A look into the main cost drivers of return deliveries.
In 2018, the contents of 11 million parcels were disposed after online shoppers in Germany had sent them back to the eRetailers. The eCommerce companies commonly dispose of all sorts of impeccable goods, including smartphones, tablets, washing machines, refrigerators, mattresses, and furniture. Recently, Germany’s Green Party proposed a ban of the practice, inciting an ongoing political debate on the matter.
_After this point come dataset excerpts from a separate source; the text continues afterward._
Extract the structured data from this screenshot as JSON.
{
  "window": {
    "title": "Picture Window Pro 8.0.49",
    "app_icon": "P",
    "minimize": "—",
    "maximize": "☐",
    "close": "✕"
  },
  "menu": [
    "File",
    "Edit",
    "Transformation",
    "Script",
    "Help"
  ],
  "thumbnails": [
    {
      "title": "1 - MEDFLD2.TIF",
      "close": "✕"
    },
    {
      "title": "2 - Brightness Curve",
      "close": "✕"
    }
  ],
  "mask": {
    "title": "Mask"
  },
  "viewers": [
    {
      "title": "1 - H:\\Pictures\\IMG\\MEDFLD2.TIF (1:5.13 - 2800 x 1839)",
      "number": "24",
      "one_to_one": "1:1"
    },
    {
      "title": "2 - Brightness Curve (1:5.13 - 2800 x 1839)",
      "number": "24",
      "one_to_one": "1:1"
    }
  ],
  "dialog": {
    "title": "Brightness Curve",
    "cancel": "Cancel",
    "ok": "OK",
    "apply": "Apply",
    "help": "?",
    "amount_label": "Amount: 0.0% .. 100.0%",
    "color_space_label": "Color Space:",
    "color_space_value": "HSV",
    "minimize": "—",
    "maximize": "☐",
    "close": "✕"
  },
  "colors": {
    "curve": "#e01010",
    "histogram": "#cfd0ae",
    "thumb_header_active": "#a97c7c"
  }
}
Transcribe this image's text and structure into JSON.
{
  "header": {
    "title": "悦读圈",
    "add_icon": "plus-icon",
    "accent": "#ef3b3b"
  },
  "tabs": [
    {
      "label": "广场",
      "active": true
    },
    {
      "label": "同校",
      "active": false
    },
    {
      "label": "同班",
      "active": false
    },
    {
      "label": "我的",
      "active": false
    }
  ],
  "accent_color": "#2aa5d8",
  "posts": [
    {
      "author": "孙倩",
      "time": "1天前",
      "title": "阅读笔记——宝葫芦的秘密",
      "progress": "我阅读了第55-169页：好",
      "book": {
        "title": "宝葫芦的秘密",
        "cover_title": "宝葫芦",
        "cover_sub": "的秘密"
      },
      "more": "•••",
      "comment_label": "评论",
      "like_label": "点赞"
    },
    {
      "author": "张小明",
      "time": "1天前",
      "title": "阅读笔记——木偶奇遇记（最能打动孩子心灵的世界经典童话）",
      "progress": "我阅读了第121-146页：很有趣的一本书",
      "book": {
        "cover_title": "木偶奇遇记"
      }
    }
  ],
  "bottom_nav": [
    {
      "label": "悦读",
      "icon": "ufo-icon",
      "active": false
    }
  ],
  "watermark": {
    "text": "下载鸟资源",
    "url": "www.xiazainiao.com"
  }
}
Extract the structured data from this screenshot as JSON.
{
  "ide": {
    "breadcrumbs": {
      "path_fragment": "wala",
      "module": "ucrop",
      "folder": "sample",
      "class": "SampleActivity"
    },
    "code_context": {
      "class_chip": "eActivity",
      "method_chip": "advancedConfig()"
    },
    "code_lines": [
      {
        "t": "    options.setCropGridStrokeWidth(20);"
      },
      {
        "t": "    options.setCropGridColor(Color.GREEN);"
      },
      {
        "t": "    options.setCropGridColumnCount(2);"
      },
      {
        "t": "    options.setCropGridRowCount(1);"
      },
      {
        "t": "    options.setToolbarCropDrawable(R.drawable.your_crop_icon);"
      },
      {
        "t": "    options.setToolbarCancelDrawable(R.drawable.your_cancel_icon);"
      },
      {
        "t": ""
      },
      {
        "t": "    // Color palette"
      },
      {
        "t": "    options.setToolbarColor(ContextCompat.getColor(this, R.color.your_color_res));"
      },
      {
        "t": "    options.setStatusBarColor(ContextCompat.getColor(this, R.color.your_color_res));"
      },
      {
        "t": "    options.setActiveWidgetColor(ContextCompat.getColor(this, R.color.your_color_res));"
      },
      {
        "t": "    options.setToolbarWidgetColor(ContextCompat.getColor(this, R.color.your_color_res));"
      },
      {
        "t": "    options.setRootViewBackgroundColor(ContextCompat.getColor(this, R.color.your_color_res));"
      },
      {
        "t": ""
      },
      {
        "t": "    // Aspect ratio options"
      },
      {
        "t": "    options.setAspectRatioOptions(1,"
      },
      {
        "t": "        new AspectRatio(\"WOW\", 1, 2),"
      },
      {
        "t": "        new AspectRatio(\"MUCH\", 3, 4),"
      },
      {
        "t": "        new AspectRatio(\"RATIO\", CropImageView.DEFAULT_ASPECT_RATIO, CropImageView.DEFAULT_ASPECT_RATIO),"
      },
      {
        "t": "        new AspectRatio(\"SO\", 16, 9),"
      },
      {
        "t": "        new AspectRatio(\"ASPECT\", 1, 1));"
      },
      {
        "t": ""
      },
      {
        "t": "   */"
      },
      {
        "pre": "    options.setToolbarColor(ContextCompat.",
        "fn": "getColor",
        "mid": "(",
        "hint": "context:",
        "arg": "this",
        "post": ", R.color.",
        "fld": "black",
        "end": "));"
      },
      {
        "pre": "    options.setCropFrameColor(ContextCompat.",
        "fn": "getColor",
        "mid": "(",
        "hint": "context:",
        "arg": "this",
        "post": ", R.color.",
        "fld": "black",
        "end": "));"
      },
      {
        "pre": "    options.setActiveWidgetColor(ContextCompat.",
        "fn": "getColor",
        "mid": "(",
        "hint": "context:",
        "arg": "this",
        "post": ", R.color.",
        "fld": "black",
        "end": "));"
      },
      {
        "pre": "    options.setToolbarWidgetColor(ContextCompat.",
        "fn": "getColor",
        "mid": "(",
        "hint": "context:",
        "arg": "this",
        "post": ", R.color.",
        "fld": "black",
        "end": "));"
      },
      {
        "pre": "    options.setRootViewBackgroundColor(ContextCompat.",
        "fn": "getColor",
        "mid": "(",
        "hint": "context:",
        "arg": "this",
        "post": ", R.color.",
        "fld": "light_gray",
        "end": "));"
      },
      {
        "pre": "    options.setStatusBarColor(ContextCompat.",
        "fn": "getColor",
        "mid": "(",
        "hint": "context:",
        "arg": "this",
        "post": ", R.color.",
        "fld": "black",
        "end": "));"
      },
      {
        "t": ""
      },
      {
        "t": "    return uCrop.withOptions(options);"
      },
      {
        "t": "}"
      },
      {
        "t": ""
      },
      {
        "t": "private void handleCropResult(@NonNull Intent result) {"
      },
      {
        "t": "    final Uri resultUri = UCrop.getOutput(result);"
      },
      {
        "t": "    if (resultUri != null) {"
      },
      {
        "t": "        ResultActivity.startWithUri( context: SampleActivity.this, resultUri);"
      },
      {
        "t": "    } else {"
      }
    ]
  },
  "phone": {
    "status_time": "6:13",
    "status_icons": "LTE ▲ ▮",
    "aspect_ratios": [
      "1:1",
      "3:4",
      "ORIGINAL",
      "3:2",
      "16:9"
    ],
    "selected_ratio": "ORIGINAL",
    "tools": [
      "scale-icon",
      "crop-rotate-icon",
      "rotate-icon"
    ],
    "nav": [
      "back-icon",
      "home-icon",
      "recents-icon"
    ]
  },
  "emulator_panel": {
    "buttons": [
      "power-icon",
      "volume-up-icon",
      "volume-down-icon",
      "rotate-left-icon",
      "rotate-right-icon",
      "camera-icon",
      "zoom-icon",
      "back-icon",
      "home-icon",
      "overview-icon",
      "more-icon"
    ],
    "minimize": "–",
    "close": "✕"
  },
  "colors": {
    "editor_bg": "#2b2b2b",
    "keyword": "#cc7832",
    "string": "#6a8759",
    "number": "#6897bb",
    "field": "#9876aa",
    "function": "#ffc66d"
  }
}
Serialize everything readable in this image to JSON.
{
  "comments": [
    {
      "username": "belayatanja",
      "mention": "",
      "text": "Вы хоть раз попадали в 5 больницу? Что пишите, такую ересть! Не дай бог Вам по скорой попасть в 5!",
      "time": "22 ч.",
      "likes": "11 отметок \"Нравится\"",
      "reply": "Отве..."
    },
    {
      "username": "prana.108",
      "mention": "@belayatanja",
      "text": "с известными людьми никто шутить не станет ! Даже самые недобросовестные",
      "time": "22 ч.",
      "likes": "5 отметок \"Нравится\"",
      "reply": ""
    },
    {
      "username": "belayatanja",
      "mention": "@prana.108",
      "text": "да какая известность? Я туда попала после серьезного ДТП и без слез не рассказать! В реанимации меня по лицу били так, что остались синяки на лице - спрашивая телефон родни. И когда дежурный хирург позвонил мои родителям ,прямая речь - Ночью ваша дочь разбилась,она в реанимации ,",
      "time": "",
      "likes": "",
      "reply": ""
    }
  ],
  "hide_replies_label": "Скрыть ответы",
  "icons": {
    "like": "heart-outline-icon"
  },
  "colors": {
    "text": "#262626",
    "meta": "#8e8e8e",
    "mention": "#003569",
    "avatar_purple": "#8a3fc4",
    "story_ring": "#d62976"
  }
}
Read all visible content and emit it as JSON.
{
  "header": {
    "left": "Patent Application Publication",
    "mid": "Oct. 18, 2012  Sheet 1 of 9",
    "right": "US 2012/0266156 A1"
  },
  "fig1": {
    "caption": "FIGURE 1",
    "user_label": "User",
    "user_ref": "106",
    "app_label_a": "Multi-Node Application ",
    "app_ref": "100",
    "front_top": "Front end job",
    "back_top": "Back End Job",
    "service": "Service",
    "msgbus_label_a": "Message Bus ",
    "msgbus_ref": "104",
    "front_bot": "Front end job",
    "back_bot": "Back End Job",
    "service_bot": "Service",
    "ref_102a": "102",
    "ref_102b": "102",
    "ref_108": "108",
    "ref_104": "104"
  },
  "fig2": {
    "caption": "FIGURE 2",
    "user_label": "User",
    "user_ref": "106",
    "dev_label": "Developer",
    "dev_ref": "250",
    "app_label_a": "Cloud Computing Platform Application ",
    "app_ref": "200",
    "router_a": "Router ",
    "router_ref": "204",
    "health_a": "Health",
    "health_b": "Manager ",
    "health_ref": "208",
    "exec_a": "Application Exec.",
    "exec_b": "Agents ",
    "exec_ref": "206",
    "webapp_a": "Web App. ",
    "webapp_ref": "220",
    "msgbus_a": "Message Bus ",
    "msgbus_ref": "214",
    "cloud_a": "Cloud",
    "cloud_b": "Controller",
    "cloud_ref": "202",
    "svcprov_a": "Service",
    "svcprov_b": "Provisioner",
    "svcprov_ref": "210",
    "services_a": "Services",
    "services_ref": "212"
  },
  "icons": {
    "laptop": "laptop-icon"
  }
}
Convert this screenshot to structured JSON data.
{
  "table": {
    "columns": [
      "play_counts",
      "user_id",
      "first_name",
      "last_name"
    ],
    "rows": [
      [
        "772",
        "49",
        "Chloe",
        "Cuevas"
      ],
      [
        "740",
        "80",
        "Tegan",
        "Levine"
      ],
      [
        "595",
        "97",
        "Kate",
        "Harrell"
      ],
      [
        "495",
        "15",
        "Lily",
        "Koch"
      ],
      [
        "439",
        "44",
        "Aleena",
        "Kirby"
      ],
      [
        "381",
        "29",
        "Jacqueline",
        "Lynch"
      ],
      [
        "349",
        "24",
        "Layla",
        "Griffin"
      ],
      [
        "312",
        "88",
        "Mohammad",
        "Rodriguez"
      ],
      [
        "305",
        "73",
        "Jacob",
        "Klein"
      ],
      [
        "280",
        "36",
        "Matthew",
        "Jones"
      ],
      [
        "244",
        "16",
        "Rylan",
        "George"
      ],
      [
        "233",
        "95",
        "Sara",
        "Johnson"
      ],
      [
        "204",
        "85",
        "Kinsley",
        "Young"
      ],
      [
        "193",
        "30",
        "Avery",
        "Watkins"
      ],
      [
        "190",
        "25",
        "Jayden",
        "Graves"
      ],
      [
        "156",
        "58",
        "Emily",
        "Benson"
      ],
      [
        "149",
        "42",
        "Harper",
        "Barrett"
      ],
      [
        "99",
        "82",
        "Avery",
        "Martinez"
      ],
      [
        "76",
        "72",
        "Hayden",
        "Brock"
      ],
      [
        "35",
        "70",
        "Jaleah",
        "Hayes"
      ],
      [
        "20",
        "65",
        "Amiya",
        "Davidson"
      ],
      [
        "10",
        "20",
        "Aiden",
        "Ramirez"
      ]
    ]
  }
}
While only 3.9 percent of total returns are disposed of, looking at the absolute numbers, the concerns might be justified. In the German eCommerce market, it is estimated that 1.7 billion parcels containing 4 billion items were delivered in 2018. One out of six parcels is sent back to the eRetailers, totaling 280 million return deliveries. The vast majority, 79 percent of total returns, is eligible for reselling as A-stock. A remarkable amount of 11 million return deliveries directly ended up in garbage. In fact, the disposal of items often makes sense from a business point of view. According to estimates, the total cost of returns amounted to 5.46 billion euros in the German eCommerce market in 2018. On average, every returned parcel generates costs as high as 19.51 euros, comprising transportation costs of 9.58 euros and processing costs of 9.66 euros. While high transportation costs naturally come to mind as a pain point for eRetailers, nearly 50 percent of costs actually occur after transportation. In this way, processing costs dictate whether or not the disposal of items ends up being the cheapest option. This begs the question of what eRetailers consider the main cost drivers of return deliveries.
In a recent survey, eCommerce companies in Germany reported several factors that drive cost of returns. Unsurprisingly, transportation costs top the list. But eRetailers also frequently reported other factors regarding the processing of returned parcels. Alongside transportation costs, other main cost drivers are depreciation in value of items which no longer can be sold as A-Stock, the inspection and assessment of items, and the collection and identification of items. These factors shed some light on the lengthy and costly process of handling returns that inevitably requires considerable workforce. For consumers, the good news is that eRetailers shy away from increasing prices. 63 percent of eRetailers never increase prices to account for the costs directly associated with return deliveries. Furthermore, consumers often enjoy the benefits of a voluntarily extended time limit for revocation beyond the legally required 14 days. This shows eRetailers’ willingness to pay the price for returns in order to gain competitive advantages and might also be seen as an indication of intense competition in the eCommerce landscape in Germany.